C’est dans ce contexte assez compliqué qu’intervient Project Reunion, en sauveur potentiel de cette inextricable situation. Kevin Gallo, Vice President Corporate de Windows Developer Platform, a déclaré à ce sujet au cours de la conférence Build : « Nous avons ces deux dernières années brisé la barrière entre Win32 et les API de la plate-forme Windows universelle. Project Reunion unifiera l’accès aux API Win32 et UWP existantes et les rendra disponibles découplées du système d’exploitation, via des outils tels que NuGet, en fournissant une plate-forme commune pour les nouvelles applications. Il simplifiera également la mise à jour et la modernisation des applications existantes avec les dernières fonctionnalités, qu’elles soient écrites en C++, en .NET (y compris WPF et Windows Forms) ou en React Native, tout en découplant les API existantes et en ajoutant de nouvelles API. Nouseffectuerons aussi le travail de polyfill, en fonction des besoins, afin que les API fonctionnent à un niveau inférieur sur les versions prises en charge de Windows.» Tout est dit, il n’y a plus qu’à faire…

Le Microsoft Store de Windows 10 s’est nettement amélioré mais peine encore à séduire les utilisateurs.

WebView2

Microsoft a également parlé de WebView2 au cours de la conférence Build : « Nous développons WebView2, un autre composant de Project Reunion avec un nouveau .NET Preview. Toute application Windows peut désormais intégrer du contenu web avec la puissance de Microsoft Edge et Chromium. WebView2 fournit des fonctionnalités web complètes sur toute la gamme des applications Windows, et il est découplé du système d’exploitation, de sorte que vous n’êtes plus verrouillé sur une version particulière de Windows. » En somme, Project Reunion entend fournir aux développeurs un socle commun de développement pour Windows, aussi bien pour le développement de nouvelles applications que pour la modernisation de logiciels existants, « peu importe qu’ils soient C++, .NET (y compris WPF, Windows Forms et UWP) ou React Native ». Outre le souci non contestable de Microsoft de faciliter la vie des développeurs, c’est aussi une tentative de promouvoir l’UWP.
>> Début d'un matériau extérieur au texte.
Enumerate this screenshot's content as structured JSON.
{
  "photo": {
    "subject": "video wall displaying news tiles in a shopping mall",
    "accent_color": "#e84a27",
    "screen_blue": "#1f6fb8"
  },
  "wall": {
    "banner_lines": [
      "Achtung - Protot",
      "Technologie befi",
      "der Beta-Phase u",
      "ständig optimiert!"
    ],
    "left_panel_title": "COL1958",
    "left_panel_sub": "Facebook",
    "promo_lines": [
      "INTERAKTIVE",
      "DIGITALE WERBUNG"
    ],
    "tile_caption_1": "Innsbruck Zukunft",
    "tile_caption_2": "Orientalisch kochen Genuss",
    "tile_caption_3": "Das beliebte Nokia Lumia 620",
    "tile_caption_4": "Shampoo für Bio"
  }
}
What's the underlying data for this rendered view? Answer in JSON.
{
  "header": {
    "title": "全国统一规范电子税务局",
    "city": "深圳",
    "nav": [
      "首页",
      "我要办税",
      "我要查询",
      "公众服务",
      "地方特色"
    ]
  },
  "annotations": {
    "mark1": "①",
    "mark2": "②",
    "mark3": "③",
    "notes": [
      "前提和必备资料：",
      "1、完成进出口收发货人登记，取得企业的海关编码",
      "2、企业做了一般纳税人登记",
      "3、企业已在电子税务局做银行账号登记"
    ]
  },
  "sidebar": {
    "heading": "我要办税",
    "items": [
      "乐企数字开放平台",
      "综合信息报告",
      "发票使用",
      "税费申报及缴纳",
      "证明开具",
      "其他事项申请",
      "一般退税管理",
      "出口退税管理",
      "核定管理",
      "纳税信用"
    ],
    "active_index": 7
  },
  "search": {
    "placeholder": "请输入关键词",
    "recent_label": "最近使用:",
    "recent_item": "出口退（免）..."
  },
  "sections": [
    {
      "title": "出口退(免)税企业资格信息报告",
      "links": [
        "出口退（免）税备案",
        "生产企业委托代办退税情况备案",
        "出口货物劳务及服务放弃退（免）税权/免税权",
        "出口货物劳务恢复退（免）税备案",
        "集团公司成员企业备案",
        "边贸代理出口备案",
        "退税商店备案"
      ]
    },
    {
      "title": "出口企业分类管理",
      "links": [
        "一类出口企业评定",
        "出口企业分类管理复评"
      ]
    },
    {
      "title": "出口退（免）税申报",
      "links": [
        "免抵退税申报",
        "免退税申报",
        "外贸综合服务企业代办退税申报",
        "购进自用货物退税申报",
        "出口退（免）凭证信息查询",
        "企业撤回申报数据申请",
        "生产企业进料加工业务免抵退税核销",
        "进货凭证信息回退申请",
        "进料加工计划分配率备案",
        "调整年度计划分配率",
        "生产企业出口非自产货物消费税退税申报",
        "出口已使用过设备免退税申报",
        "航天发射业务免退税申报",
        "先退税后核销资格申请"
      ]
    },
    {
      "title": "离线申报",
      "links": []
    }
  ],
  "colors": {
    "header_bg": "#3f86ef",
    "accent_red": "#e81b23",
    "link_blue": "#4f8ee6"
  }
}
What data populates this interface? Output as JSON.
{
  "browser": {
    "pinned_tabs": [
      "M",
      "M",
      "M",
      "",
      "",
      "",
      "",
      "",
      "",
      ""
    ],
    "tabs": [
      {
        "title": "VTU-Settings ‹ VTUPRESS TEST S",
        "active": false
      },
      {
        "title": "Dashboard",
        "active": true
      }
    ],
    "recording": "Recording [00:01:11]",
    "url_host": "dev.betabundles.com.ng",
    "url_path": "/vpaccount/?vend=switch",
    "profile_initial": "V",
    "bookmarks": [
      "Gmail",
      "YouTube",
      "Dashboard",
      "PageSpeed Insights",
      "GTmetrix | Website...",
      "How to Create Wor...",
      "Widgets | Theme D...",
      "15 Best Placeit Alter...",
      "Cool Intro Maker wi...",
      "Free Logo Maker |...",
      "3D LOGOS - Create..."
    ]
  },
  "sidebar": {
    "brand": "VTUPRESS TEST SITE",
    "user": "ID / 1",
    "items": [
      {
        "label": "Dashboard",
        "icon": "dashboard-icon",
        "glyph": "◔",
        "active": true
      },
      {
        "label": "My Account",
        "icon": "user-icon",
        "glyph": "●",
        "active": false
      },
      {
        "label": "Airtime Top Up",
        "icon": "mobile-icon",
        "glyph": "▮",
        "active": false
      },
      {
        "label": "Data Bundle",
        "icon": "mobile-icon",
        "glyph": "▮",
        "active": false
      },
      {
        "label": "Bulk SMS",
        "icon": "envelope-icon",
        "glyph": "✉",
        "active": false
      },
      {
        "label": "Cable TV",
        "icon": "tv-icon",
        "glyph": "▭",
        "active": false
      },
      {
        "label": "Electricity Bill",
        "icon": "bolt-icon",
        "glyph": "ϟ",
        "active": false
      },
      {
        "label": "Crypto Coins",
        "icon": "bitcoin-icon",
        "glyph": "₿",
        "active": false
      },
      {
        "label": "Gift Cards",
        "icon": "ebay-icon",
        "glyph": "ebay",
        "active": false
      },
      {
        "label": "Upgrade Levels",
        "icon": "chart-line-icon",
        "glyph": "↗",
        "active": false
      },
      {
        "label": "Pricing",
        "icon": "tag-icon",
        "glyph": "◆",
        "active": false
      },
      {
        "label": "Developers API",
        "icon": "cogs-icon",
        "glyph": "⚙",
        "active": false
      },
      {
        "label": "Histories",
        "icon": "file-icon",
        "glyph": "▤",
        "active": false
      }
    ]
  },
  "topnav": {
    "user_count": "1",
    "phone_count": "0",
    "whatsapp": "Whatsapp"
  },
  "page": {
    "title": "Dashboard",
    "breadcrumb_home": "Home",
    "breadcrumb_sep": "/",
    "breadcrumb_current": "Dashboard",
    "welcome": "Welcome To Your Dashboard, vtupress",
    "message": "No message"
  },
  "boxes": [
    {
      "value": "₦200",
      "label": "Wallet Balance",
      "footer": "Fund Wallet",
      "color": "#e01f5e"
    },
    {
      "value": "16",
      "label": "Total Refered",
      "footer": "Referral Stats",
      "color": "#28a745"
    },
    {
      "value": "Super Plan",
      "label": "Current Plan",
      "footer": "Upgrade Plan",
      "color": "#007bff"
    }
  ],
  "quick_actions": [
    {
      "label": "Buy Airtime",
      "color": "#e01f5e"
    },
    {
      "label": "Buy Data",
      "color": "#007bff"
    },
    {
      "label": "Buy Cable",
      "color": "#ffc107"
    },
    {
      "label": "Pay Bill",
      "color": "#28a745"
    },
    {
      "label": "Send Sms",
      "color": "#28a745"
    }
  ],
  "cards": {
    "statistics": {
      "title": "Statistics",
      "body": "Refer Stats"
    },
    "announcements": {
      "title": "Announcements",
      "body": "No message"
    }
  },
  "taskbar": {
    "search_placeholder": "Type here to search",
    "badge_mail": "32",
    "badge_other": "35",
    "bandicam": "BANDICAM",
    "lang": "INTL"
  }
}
Microsoft semble aussi voir plus loin que son écosystème : « Au fur et à mesure que les organisations évoluent pour permettre le travail à distance, Windows Virtual Desktop, construit sur Azure, a fourni la possibilité de provisionner et de mettre à l’échelle les bureaux virtuels et les applications plus rapidement que ce qui était possible auparavant.» Il permet aux organisations de servir votre application existante sur un ensemble croissant d’appareils auxquels les utilisateurs peuvent accéder avec les clients Windows Virtual Desktop pour Windows, MacOS / iOS et Android. Microsoft a encore déclaré : « Pour améliorer l’évolutivité, nous avons introduit une fonctionnalité appelée MSIX App Attach. MSIX App Attach Preview optimisera l’expérience des utilisateurs en démêlant l’image du système d’exploitation que les organisations déploient dans le Cloud des applications auxquelles les utilisateurs doivent accéder. Cela signifie que l’adoption de MSIX pour le bureau Windows apportera aussi des améliorations lors de l’exécution de votre application dans Windows Virtual Desktop sur Azure. »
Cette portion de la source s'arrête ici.